J’ai beau avoir cherché, je ne peux que souscrire à cette initiative de visa ban que certains ont déjà lancé sur le site de la Maison Blanche. A 100’000 signatures, l’administration américaine devra répondre et considérer la question. En France, on ne sait pas trop. Je me dit que si notre Ministre des Affaires Etrangères pouvait recevoir 1’000 lettres un comme la mienne (si vous avez plus d’idées ou de temps, faites la votre), alors on pourrait peut-être avoir un déclic. Ou bien devons nous imaginer une manif sous ses fenêtres? Ou alors une Tribune dans Libé? Je vous laisse juge, je n’ai pas de contact avec les grands quotidiens nationaux et ma prose n’est pas assez bonne de toutes façons!
ABE
Monsieur le Ministre des Affaires Etrangères
37, Quai d’Orsay
75700 Paris SP 07
Monsieur le Ministre,
6 ans de perdus et maintenant des morts.
Les discussions autour de la répression des personnes LGBT en Russie vont nulle part. La France a parfois réagit, elle n’a jamais agit.

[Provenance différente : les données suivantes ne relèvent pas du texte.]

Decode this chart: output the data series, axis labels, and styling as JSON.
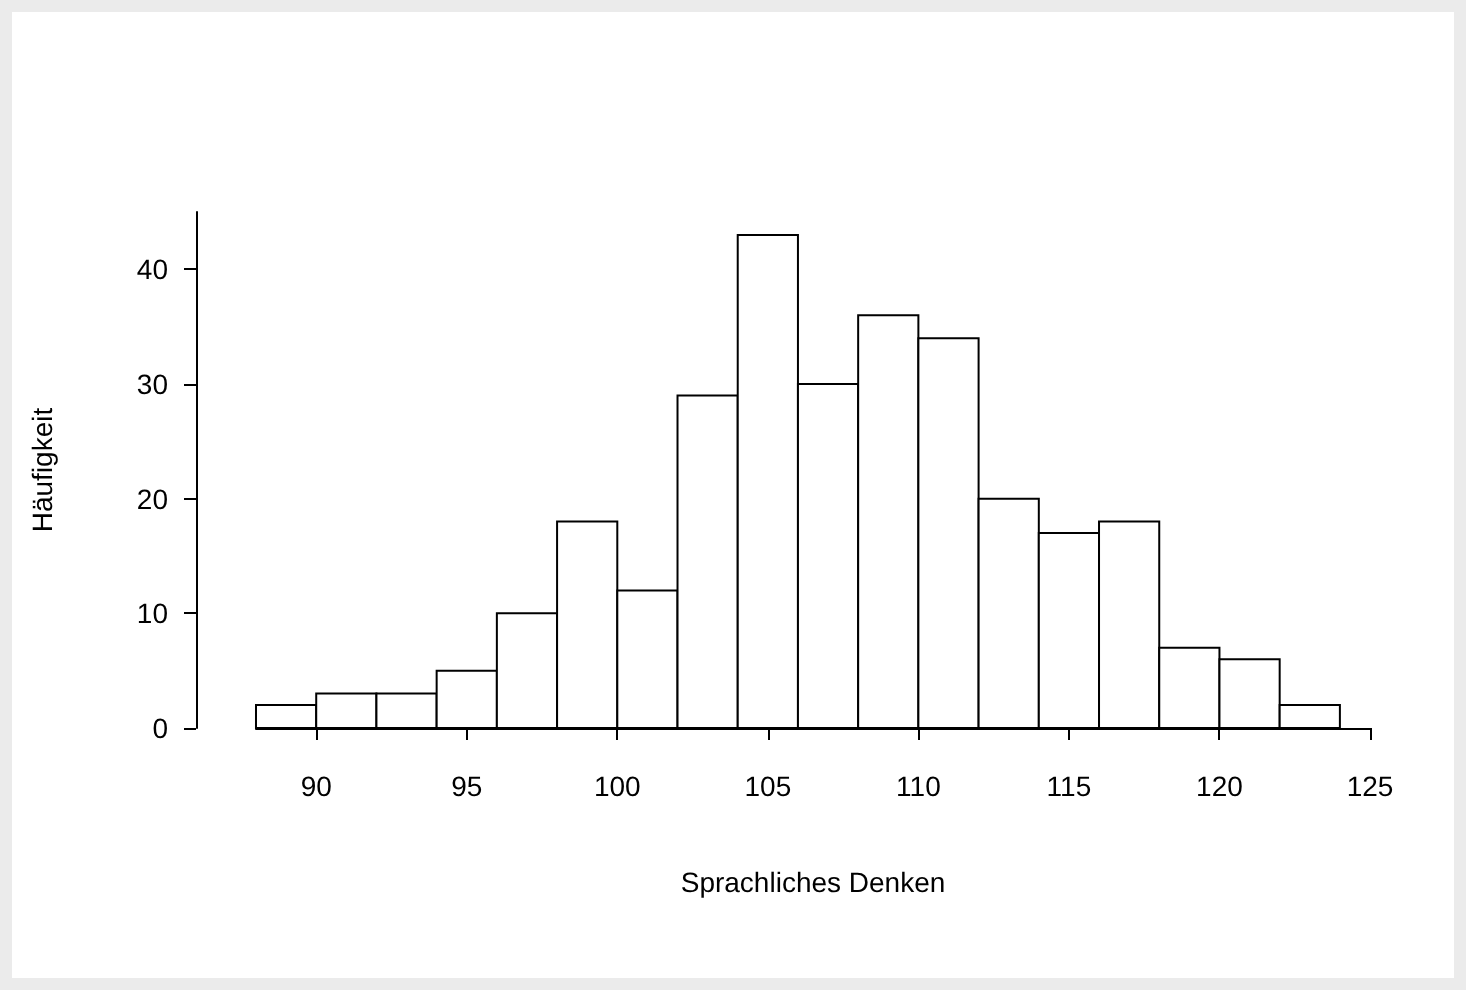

Le Président précédent avait évoqué la question des personnes LGBT en Russie lors de sa visite d’état en 2007. Avec peu de succès puisque la situation n’a fait que s’aggraver ces dernières années.
Depuis quelques semaines, un nouveau palier a été franchi.

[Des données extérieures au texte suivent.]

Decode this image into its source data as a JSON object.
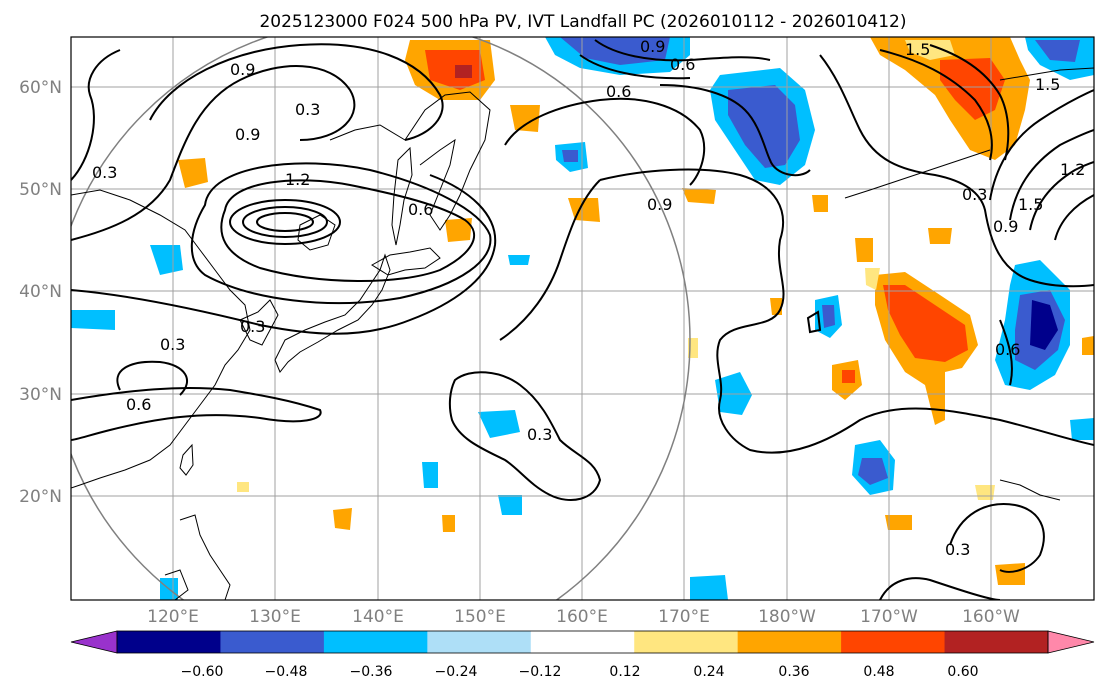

Depuis l’entrée en vigueur, ce mois-ci, d’une énième loi réprimant « la propagande gay », le bilan est déjà bien réel, 6 militants ont été arrêtés pour « propagande gay » à Moscou, et quelques jours plus tard, un groupe de 4 hollandais a été arrêté de manière musclée puis, expulsé du pays sans possibilité de retour avant 3 ans.

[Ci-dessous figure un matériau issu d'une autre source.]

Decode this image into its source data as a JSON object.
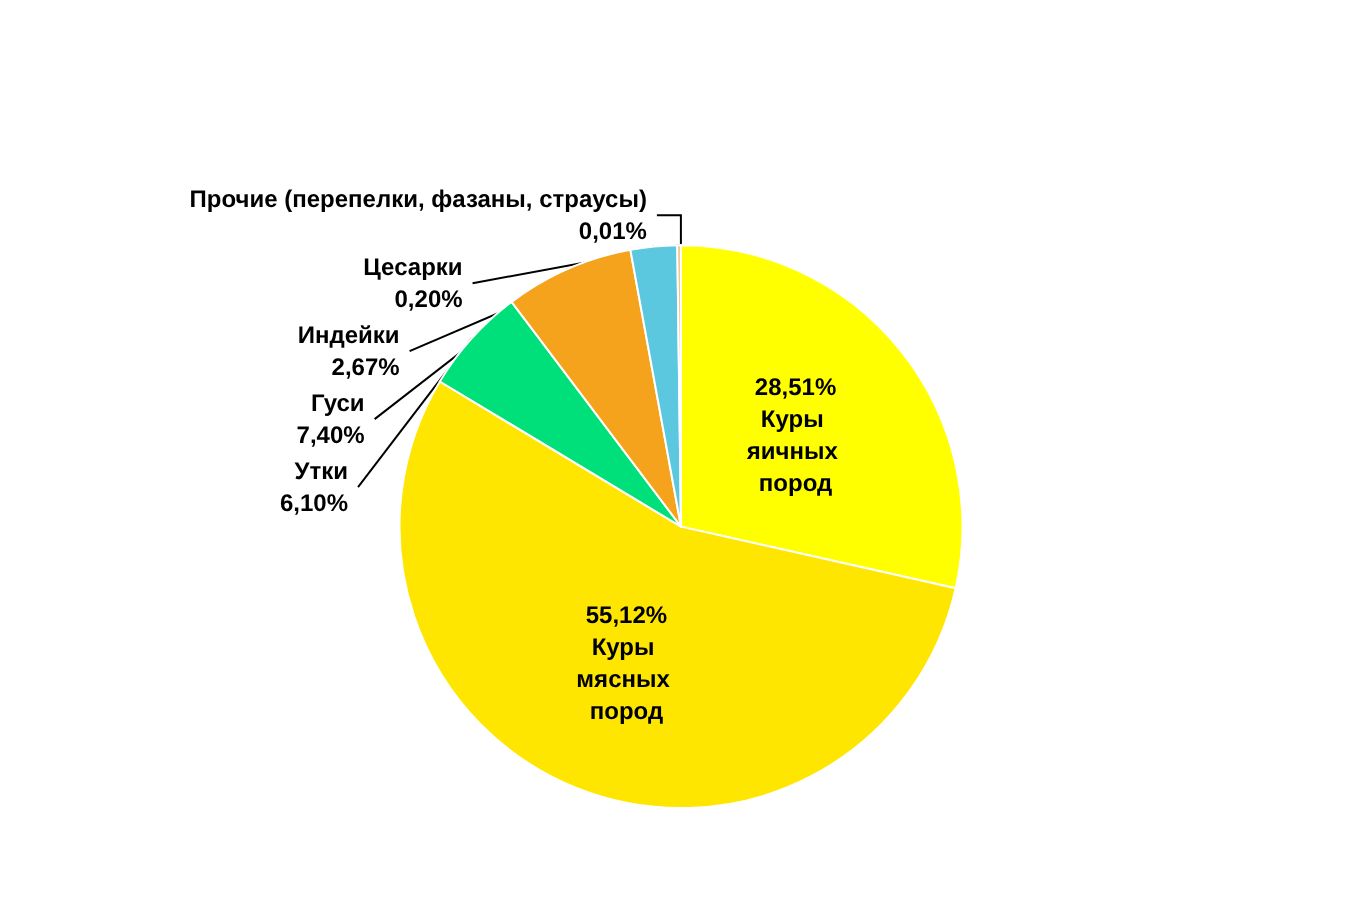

La prochaine étape sera soit la (re)pénalisation de l’homosexualité soit l’interdiction d’exercer certaines fonctions notamment dans l’enseignement public. Ces discussions ont déjà eu lieu par le passé.
Pourtant, les militants russes se sont battus comme ils l’on pu, faisant usage de leur droit à poursuivre leur pays auprès de la CEDH et du Comités des Droits de l’homme de l’ONU. Les diplomaties étrangères leur avaient dit que sans décisions contraignantes, rien ne pourrait être entrepris.
Leur acharnement a payé. Ils ont gagné auprès des deux instances.
La CEDH a condamné la Russie en Octobre 2010. Le Comité des droits de l’homme en Octobre 2012.
Mais la Russie refuse toujours d’appliquer ces décisions historiques. Au contraire, elle provoque ses partenaires en allant toujours plus loin.
Et notre pays, ainsi que ses partenaires n’arrivent pas à garantir à ces braves militants l’application des traités. On peut légitimement se poser des questions sur le bien fondé d’institutions qui ne fonctionnent pas.
L’escalade de violence verbale de la part de la classe politique russe contre les personnes LGBT et le passage de loi « anti-gay » à travers tout le pays à nourri une violence « physique » jamais vue dans la Russie moderne.
Comme les media américains et français l’ont reporté, des groups neo-nazis attaquent les LGBT, filment leurs forfaits et les mettent en ligne sur des sites de partage de vidéo comme Youtube. Il est difficile de décrire le sordide de victimes jetées en pâture, forcée de donner leur nom, leur adresse, leur école… Certaines victimes ont à peine 15 ans.
D’autres sont simplement torturés puis tués.
Les criminels agissent en toute impunité. Ils ne sont jamais inquiétés.
La France, son gouvernement, est-il impuissant dans un pareil cas ?
Loin de là.
Il y a deux voies possibles.
La première, continuer la « real politik », une rhétorique expliquées à de multiples reprises aux associations françaises et à des militants russes. Cela revient à ne rien faire. Aujourd’hui ce temps doit être derrière nous. Plusieurs crimes ont été commis, des homos sont morts. Beaucoup sont en danger. Il devient urgent d’agir.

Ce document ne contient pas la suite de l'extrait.